The Principle of Respect For Credit
A couple of months ago, the whole nation was startled by the news of distress in our banking sector. After an audit by the Central Bank of Nigeria, it was discovered that many of the “big” banks were practically at the brink of collapse. Amongst other problems, there was the issue of people not returning money they had borrowed from the banks. People were borrowing large sums of money, and were not fulfilling their commitments of returning it back as at when due. The list of “big” debtors was published in many dailies. I was awed by our lack of respect for credit in our nation.
This of course makes it very difficult for Nigerians to get lines of credit outside the country. Our fellow Nigerians has proven, time and time again, that we lack a culture of respect for credit lines. I heard that in the late 70’s and early 80’s, Nigerians schooling in the UK had easy access to credit. You could practically walk into any bank, and without any collateral, borrow money to pay through school with just a promise to pay back. Your word/promise was enough security for the loan. By the mid 80’s, it was almost impossible to even open an account in the UK if you carry a green passport, not to talk of applying for a credit line! What happened? You guessed right – majority of Nigerians who too loans never paid back!
Disrespect for credit is a killer.
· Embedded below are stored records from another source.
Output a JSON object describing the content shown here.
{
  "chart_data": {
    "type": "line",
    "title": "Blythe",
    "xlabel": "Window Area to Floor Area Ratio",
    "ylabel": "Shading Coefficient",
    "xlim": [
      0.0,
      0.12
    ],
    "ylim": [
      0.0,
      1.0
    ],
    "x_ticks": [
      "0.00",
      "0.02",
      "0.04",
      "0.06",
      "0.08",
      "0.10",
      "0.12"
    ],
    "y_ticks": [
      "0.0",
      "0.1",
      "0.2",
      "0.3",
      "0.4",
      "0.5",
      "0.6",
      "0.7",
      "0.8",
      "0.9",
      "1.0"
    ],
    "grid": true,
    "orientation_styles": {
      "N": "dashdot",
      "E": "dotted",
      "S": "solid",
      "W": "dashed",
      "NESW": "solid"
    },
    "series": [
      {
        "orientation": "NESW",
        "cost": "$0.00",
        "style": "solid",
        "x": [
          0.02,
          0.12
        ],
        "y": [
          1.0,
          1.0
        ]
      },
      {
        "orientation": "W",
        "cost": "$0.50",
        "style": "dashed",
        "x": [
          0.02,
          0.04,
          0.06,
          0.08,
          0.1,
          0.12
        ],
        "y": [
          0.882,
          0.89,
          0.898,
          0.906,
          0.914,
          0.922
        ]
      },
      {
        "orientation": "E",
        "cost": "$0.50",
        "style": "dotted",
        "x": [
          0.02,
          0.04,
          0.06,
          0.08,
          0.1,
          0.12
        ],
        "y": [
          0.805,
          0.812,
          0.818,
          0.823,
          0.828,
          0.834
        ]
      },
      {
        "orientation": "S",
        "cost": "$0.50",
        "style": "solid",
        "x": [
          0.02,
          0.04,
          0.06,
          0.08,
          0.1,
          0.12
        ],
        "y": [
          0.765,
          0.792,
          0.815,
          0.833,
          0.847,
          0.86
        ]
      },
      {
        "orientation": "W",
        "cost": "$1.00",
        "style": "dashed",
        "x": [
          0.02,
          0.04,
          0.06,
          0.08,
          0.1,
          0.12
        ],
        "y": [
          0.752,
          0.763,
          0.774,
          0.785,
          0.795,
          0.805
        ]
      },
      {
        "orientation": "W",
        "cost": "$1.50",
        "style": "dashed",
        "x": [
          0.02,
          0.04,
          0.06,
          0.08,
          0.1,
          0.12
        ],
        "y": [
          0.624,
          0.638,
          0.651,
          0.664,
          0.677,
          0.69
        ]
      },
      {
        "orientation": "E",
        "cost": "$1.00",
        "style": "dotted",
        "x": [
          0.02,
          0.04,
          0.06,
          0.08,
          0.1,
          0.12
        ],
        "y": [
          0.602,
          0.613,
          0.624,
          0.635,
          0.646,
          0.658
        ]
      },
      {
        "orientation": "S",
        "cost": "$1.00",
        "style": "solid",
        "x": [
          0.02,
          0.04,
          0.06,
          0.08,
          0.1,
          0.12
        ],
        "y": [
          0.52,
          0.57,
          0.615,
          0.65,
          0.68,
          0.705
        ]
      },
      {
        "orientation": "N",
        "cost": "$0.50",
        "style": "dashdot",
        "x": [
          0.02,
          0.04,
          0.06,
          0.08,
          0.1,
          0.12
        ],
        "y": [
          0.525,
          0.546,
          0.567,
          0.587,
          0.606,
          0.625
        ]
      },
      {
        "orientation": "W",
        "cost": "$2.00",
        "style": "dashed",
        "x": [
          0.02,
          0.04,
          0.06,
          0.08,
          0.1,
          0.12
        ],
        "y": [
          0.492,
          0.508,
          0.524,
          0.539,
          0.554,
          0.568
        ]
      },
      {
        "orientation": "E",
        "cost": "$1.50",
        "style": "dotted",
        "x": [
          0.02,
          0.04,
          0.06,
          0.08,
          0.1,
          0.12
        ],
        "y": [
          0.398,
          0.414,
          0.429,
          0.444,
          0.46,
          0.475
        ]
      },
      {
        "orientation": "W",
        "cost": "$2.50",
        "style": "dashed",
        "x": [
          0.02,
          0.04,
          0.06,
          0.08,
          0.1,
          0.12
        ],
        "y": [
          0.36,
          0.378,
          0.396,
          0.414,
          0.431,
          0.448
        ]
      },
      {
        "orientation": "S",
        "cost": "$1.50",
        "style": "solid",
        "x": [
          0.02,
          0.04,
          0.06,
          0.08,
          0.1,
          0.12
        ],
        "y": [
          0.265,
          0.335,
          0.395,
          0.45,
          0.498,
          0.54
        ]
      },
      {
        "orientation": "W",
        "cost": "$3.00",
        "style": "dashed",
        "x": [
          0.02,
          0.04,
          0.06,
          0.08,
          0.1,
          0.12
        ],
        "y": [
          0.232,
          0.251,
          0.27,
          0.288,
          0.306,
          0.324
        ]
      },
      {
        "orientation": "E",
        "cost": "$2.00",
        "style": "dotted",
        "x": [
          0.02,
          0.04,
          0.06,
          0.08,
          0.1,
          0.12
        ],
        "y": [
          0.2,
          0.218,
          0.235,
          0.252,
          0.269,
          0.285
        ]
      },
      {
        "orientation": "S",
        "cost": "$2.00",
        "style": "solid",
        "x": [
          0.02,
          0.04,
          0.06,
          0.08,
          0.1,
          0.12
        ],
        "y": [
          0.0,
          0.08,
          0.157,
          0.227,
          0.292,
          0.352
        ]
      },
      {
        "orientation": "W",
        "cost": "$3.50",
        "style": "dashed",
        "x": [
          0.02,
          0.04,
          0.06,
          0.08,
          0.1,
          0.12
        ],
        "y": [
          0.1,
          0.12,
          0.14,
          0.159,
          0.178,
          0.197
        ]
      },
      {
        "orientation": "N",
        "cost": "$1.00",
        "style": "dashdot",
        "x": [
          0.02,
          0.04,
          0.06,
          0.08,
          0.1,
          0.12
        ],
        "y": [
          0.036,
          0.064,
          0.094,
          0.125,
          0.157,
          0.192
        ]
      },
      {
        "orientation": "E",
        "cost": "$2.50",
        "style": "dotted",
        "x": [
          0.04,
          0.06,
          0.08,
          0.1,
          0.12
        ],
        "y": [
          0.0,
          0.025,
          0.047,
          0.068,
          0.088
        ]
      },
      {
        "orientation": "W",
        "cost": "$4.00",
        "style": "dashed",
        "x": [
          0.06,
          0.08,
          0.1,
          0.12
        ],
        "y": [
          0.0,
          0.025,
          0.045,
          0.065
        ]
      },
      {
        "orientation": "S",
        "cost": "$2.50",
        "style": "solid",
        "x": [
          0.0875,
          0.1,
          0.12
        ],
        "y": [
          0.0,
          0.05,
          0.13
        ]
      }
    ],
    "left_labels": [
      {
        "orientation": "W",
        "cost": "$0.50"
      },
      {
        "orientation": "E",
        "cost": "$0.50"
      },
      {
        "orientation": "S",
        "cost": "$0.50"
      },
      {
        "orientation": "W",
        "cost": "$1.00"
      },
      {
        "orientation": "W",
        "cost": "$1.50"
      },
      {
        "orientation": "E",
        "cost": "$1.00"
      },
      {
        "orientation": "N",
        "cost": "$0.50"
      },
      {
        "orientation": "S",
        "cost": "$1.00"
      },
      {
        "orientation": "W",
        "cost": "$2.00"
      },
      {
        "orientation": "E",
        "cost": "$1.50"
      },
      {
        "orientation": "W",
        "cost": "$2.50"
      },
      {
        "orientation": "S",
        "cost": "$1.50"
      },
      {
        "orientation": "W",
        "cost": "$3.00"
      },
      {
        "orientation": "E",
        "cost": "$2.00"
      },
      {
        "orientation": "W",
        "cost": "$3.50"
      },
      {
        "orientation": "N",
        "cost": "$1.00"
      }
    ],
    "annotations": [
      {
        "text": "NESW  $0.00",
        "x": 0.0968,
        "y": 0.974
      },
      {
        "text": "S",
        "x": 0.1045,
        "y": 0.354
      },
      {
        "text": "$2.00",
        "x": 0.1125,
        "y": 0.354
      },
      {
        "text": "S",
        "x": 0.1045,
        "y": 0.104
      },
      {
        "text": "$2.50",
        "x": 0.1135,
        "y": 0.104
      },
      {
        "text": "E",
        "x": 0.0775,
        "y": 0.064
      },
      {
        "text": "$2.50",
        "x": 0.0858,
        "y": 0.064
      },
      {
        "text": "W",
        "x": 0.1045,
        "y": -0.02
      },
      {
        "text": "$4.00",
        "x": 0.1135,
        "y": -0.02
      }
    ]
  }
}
It is one of the reasons we are backward as a nation. Most people will not do serious business with Nigerians except you are paying cash! You can’t imagine how many wonderful business deals passes us by because of this limitation.
Even at individual levels, this cancer eats deep. Have you borrowed someone money lately? What was your experience? I sure do hope that your experience was better than mine. People come back to you with all manner of reasons and excuses why they can’t pay back as at when due. Of course, this eventually limits what they can get from you in future. It’s very difficult to borrow people money today without signing a legal agreement. You may never get the money back.
For any individual or nation to become great, we must have a deep seated respect for credit.